JAZZ, CLASSICAL MUSIC AND THE ARTS IN NEW YORK CITY

Sizzling Noir Swing in the Black Hills on the First of the Month

Back in 2018, Minneapolis band Miss Myra & the Moonshiners put out one of the most darkly electrifying oldtime swing albums of the century. The band’s lineup has shifted a bit since then, but they’re still ripping up stages across the northern United States. That record, Sunday Sinning, is still streaming at their music page, and the band have a gig on Oct 1 at 7 PM at the Monument, 444 Mt Rushmore Rd. in Rapid City, South Dakota. Cover is $27.50, but students get in for ten bucks less.
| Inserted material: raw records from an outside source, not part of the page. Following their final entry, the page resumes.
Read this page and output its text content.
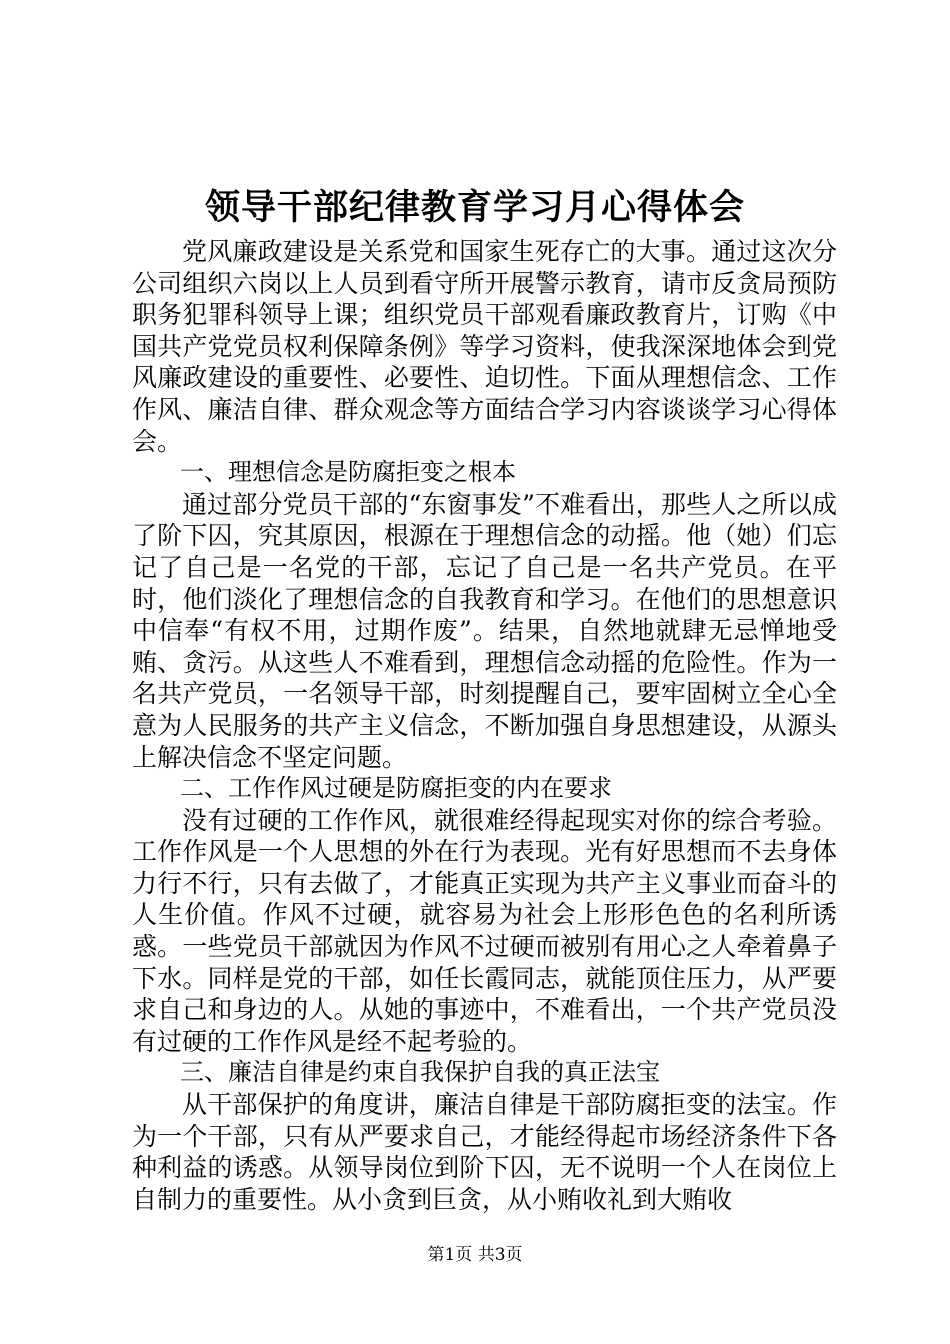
领导干部纪律教育学习月心得体会

党风廉政建设是关系党和国家生死存亡的大事。通过这次分公司组织六岗以上人员到看守所开展警示教育，请市反贪局预防职务犯罪科领导上课；组织党员干部观看廉政教育片，订购《中国共产党党员权利保障条例》等学习资料，使我深深地体会到党风廉政建设的重要性、必要性、迫切性。下面从理想信念、工作作风、廉洁自律、群众观念等方面结合学习内容谈谈学习心得体会。

一、理想信念是防腐拒变之根本

通过部分党员干部的“东窗事发”不难看出，那些人之所以成了阶下囚，究其原因，根源在于理想信念的动摇。他（她）们忘记了自己是一名党的干部，忘记了自己是一名共产党员。在平时，他们淡化了理想信念的自我教育和学习。在他们的思想意识中信奉“有权不用，过期作废”。结果，自然地就肆无忌惮地受贿、贪污。从这些人不难看到，理想信念动摇的危险性。作为一名共产党员，一名领导干部，时刻提醒自己，要牢固树立全心全意为人民服务的共产主义信念，不断加强自身思想建设，从源头上解决信念不坚定问题。

二、工作作风过硬是防腐拒变的内在要求

没有过硬的工作作风，就很难经得起现实对你的综合考验。工作作风是一个人思想的外在行为表现。光有好思想而不去身体力行不行，只有去做了，才能真正实现为共产主义事业而奋斗的人生价值。作风不过硬，就容易为社会上形形色色的名利所诱惑。一些党员干部就因为作风不过硬而被别有用心之人牵着鼻子下水。同样是党的干部，如任长霞同志，就能顶住压力，从严要求自己和身边的人。从她的事迹中，不难看出，一个共产党员没有过硬的工作作风是经不起考验的。

三、廉洁自律是约束自我保护自我的真正法宝

从干部保护的角度讲，廉洁自律是干部防腐拒变的法宝。作为一个干部，只有从严要求自己，才能经得起市场经济条件下各种利益的诱惑。从领导岗位到阶下囚，无不说明一个人在岗位上自制力的重要性。从小贪到巨贪，从小贿收礼到大贿收

第1页 共3页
If the creepy, hi-de-ho side of swing is your thing, don’t blink on this record like this blog did the first time around. The group have the chutzpah to start it with their own theme song, Miss Myra leading the sinister romp with her voice and Django-inspired, briskly percussive guitar attack, lead guitarist Zane Fitzgerald Palmer and clarinetist Sam Skavnak spicing the the doomy ambience from trumpeter Bobby J Marks and trombonist Nathan Berry. Tuba player Isaac Heath provides a fat pulse with nimble color from drummer Angie Frisk.

They play Sheik of Araby with a hint of noir bolero on the intro, then they go scrambling with a hearty jump blues-style call-and-response between Myra and the guys. The Kaiser, an ominously steady klezmer swing tune, has bowed bass and a sinister bass clarinet solo from Skavnak before Palmer goes spiraling up into the clouds.

Likewise, Miss Myra’s creepy downward chromatics in Egyptian Ella, Skavnak’s clarinet front and center. Everybody Loves My Baby is brassier – five songs in, and we’re still in a minor key. Sunday Sinning (Palmer’s Bar) features a sizzling tradeoff from the clarinet to Palmer’s guitar solo. They close the record with the stomping, brisk Red Hot & Blue Rhythm – the only major-key song on the record – the ending screams out for audience participation. South Dakotans are obviously in for a treat on the first of the month.